To get a little personal now, I’ve always felt when it comes to strength and fitness that I’m constantly playing catch up. It isn’t so much in terms of physical appearance (it might just be me but the more experience I have in this industry the more I realise that physicality is pretty easy to manipulate if you put your mind to it) but more that I haven’t made amazing leaps to 100kg deadlifts or 20 straight pull ups, and I can’t bang out 100 burpees without banging up my joints in the process. I’ll be the first to say that I am as uncompetitive as they come, so this is frustrating not so much because I want to be the best at something, more because I feel as though I have to put relatively more work in for the same achievements.
But what I’ve found to be helpful is to focus on what and how you can change instead of using someone else to set a benchmark.
I recently finished the last page of the workout log where I write down my routines and thought this would be good opportunity to look back at where I started and reflect a little bit on what I’ve made progress on along the way. So here are some of the things I’ve found helpful which you might too!
Being More Aware
Phrases like ‘being more present in the moment’ have become so embedded in what we think of as the ‘hippie’ culture that it’s easy to dismiss it as being too New Age. Instead, gym culture now tends to fall on more extrinsic markers of progress such as whether you can keep adding more weight, more reps, or do it in less time.
If wellness and health factors even a tiny bit into your motivation for working out, though, try tracking something intrinsic for a while and see how you feel.
Flipping from the start of my notebook to the end, I’ve found in the one or so years of workouts that my focus has shifted from numbers (always having to progress the weight or reps even if my form is iffy) to working on body awareness, better alignment and movement instead. In doing so, progressing in terms of numbers will naturally follow as syncing your mental and physical states will just make everything feel easier!
Lesson to take home – make sure you know how you want to move with every exercise instead of just doing it to get it done, otherwise you’ll never be giving it your 100%.
Think About How You Are Planning
My problem never was getting the workouts done but rather the opposite: being very rigid and having to follow whatever the plan was to the T.
As I mentioned in the previous point, though, shifting my focus to movement instead of exercises has helped me to connect more to my body and learn what my strengths and weaknesses are.
While I still think it’s important to have a plan, I now also know that following programmes exactly or leaving out a few exercises won’t make or break your body.

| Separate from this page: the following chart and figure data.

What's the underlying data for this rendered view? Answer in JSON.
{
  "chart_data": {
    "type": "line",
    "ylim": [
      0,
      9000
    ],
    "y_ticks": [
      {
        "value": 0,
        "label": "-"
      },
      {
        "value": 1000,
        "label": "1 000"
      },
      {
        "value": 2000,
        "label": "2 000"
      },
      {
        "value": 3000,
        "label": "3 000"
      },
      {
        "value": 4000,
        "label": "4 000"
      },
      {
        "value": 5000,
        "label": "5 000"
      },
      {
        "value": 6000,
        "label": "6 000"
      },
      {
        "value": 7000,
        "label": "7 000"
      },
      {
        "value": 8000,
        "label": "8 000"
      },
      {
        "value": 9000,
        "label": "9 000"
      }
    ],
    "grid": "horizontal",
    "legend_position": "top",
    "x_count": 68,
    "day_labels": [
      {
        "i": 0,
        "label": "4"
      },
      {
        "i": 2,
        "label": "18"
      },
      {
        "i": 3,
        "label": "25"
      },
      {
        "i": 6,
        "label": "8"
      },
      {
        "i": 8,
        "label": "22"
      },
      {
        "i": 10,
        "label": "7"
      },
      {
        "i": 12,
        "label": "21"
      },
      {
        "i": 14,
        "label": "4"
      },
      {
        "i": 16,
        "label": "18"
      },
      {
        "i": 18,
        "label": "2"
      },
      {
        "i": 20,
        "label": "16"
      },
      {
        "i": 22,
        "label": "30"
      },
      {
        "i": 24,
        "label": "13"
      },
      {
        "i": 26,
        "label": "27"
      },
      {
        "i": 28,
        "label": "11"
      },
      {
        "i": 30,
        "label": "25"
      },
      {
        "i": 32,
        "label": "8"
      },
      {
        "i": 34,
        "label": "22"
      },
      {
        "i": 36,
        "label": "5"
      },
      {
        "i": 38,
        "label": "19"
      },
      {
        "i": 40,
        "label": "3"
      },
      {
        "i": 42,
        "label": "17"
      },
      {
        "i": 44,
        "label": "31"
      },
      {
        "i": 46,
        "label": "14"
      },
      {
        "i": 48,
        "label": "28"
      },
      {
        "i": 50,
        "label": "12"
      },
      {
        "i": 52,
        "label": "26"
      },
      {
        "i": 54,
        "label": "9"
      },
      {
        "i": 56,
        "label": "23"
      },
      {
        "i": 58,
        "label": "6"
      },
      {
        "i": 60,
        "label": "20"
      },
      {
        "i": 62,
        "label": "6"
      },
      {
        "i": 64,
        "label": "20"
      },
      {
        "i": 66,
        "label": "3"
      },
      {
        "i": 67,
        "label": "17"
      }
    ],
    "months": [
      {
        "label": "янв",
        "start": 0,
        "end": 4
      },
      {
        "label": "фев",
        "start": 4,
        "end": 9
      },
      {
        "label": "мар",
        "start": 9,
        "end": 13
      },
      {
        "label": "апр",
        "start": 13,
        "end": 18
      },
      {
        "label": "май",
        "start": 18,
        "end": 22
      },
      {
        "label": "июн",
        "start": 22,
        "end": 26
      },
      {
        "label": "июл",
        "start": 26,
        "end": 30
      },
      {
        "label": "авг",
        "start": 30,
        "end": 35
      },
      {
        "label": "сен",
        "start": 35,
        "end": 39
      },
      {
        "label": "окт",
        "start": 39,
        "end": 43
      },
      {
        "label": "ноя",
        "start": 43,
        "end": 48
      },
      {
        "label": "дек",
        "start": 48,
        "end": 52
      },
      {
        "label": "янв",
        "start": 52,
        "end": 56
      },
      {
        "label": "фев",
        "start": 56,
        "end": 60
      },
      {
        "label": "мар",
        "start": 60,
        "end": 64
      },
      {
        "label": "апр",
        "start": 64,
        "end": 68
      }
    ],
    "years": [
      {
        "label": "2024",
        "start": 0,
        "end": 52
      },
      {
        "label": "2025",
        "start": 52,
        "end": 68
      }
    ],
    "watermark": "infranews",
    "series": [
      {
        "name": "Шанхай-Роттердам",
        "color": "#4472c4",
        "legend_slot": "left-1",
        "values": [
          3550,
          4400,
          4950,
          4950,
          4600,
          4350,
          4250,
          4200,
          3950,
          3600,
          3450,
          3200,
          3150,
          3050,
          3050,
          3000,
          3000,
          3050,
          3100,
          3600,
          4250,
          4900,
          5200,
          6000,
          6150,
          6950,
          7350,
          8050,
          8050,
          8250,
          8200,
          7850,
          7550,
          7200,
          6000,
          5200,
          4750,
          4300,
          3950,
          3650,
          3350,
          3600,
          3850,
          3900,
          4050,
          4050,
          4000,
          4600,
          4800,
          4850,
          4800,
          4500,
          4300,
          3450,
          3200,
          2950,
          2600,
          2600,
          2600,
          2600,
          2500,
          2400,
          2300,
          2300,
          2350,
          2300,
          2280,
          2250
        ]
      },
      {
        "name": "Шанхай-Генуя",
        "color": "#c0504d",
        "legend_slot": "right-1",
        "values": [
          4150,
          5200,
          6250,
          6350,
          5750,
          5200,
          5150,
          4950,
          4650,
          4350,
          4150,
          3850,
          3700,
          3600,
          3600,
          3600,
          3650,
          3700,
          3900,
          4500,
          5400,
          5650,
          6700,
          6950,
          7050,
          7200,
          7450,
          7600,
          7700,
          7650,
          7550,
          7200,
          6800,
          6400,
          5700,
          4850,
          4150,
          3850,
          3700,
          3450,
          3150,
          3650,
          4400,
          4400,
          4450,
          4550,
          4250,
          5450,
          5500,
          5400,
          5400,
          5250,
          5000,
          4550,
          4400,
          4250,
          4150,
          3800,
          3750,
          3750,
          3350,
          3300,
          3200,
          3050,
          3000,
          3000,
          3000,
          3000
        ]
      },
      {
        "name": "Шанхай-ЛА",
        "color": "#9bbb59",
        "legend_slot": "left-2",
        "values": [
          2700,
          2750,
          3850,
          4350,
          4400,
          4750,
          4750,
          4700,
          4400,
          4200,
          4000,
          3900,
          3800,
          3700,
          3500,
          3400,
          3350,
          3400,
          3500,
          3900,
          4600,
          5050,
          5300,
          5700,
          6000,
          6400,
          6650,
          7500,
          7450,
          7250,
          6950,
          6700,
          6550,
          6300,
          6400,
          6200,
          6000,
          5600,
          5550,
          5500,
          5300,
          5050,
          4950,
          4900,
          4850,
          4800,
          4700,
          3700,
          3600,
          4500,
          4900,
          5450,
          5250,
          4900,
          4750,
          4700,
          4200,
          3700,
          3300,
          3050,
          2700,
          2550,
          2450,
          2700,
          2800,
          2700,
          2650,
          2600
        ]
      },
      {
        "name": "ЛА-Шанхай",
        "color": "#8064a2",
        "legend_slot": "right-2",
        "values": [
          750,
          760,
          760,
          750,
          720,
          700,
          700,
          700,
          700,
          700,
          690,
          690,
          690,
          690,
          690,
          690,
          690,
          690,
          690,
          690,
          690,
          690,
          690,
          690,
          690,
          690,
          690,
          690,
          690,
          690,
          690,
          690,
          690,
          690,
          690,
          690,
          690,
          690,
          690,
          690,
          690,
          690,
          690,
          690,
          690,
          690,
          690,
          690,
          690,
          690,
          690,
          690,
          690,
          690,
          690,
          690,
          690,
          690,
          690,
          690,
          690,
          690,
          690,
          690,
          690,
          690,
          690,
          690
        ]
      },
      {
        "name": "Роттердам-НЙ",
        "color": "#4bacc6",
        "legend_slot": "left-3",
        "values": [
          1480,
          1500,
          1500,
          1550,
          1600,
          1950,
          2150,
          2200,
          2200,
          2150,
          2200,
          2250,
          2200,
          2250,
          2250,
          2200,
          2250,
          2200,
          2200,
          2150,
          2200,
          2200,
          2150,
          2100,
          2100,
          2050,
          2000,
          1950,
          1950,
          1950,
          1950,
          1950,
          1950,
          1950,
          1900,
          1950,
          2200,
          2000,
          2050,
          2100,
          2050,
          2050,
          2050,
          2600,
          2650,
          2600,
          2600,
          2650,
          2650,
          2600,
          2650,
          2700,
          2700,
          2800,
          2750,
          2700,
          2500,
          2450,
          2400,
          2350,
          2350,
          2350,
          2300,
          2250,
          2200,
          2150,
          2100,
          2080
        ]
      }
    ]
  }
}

What’s changed in the way I planned at the beginning as compared to now is that I’m less rigid and more selective.
In the beginning, I committed the common rookie mistake of jamming in every exercise I could think of into one routine with high volume for every circuit as well. Now, I’ve learned to be selective and focus on a few main lifts that I want to really improve, while picking assistant and mobility exercises which contribute towards improving those main lifts.
Whether you are a coach or are looking for a coach, remember that showing off the variety of your ‘exercise library’ can only get you that far. The experience to pinpoint what needs to be worked on and the ability to then pick what you need from that library is what will keep you going forward.
Think About Why
Lastly (a short-ish post for once!), give yourself certian periods to re-evaluate, whether it’s every time you finish a programme, every month, or times when you feel like you’ve hit a plateau.
While it’s important to celebrate your progresses, it’s also important not to stay comfortable with where you are.
Identify where you are lagging behind, and think about why. Look at the things you’ve done which have helped you to improve, and keep doing them. There will always be more things to try and more things to learn, so the only thing that stalls your progress is when you stop wanting to try and learn!